His transfer back to England takes 3 weeks and on March 12, 1918 and he is shipped back to Eastbourne, Southern England and admitted suffering ‘Bronchitis’. A month later he is transferred to another military hospital at Dartford, then discharged back to one of the Wiltshire training camps, then hospitalised a number of times in England over the next three months. John does however get to see London, albeit from two different Military hospitals in Hammersmith and Fulham.
On July 9, 1918 he is cleared to ‘Proceed Overseas’ and sent back to France via the ship the HMAT Longbridge Deveall. Back to Rouelle again in central France, he is back in the AIF Staging camp he had seen 9 months earlier. On July 13, John was ‘Marched Out’ to join his battalion in August 1918, a momentous month in the dreadful stalemate on the western front.
The 38th along with battalions from every Australian state took part in the battle of Mont St Quentin a German stronghold on the Somme river and the nearby town of Péronne. Mont St Quentin stood out in the surrounding country, making it a perfect observation point and a vital strategic area to control. As it was such an important area, Lieutenant General Sir John Monash was keen to capture it and thus possess a valuable position. John Walsh would take part in this battle between 24 and 30 August, with the 38th Battalion losing over 1200 casualties.
“From the Battle of Amiens on 8 August 1918 until the Armistice on 11 November 1918 is the period known as the ‘Hundred Days’. This was a time of almost constant advance for the allied armies. The Australians, few in number, were unable to hold the summit of Mont St Quentin when German reserves counter-attacked but held on just below the summit until next morning when Australian reinforcements recaptured the summit. The same day, 1 September 1918, saw Australian forces break into Péronne and take most of the town. The next day it completely fell into Australian hands. On those three days, without tanks or protective barrage, the Australians, at a cost of 3000 casualties, dealt a stunning blow to five German divisions and caused a general German withdrawal eastwards to the Hindenburg Line. The taking of Mont St Quentin and Péronne is regarded as among the finest Australian feats on the Western Front and the intensity of the action is evident from the fact that eight Victoria Crosses were awarded to Australians between 31 August and 2 September 1918”. British Commander General Lord Rawlinson remarked that ‘this feat by the Australian troops under Monash's command was the greatest of the war.
Forced out of Péronne, the Germans had to retreat to their last line of defence- the Hindenburg Line’.
Unfortunately John Walsh would not see the final breakthrough victory at Mont St Quentin. Red Cross records state Sergeant John Walsh was ‘wounded in action’ on August 29th, and died 2 days later on August 31 at the 41st Casualty Clearing Station, the day of the final assault on the fortress.

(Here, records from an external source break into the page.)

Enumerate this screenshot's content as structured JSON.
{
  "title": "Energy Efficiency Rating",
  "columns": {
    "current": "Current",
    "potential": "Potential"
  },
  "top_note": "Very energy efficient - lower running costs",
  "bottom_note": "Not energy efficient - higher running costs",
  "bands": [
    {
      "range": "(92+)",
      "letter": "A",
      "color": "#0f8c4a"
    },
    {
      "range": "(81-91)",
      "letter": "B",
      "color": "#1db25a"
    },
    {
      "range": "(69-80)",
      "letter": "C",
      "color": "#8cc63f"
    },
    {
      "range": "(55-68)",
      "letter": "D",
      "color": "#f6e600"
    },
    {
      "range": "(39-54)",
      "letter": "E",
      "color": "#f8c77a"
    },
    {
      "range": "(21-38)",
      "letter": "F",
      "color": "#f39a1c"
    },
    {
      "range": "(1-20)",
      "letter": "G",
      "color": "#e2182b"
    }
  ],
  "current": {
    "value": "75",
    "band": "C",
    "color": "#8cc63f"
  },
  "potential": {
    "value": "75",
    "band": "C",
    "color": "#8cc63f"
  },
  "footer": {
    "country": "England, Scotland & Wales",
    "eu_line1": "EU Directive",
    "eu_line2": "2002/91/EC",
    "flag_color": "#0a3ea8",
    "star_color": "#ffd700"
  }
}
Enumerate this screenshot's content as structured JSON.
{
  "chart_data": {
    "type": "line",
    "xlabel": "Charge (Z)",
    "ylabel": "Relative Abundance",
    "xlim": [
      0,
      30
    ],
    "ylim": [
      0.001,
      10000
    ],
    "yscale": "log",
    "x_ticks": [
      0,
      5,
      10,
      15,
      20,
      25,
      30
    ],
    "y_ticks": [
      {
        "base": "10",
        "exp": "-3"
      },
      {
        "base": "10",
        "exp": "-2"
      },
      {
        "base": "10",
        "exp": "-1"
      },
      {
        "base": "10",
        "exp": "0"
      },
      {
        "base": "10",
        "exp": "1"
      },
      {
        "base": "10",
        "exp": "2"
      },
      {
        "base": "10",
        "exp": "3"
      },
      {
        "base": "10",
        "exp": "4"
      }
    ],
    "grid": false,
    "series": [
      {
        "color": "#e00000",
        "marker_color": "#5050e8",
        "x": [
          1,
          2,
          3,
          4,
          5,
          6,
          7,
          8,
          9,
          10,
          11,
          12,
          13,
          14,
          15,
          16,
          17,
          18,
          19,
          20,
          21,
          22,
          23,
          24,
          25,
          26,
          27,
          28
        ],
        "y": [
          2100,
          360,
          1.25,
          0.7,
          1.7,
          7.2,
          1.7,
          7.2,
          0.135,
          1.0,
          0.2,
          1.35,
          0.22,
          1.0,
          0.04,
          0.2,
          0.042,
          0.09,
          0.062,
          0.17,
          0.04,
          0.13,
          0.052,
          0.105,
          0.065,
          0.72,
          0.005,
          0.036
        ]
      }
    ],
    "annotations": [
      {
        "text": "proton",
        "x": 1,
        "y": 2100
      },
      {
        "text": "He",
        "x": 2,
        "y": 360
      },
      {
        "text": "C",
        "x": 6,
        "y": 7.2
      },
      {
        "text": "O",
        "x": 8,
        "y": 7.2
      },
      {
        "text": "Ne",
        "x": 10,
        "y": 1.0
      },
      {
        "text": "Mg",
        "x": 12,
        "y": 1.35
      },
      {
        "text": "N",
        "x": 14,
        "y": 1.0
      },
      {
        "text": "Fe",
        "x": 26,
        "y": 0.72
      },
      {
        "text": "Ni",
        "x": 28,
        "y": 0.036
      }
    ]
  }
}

According to these Red Cross files on Wounded and Missing Soldiers (which collected testimony from the comrades of fallen soldiers), Corporal Herbert Donovan of Bendigo states “John died of general wounds to chest and back storming ‘Hill 115’ (left of Mont St Quentin) near Clery-sur-Somme. John was one of the most cheerful fellows under all circumstances I have ever met and was particular friend of mine and anybody he came in contact with”.
John Francis Walsh is buried in the beautiful Daocurs Communial Cemetery Extension, 2 and ¾ miles west of Corbie and a short drive from the historic city of Amiens.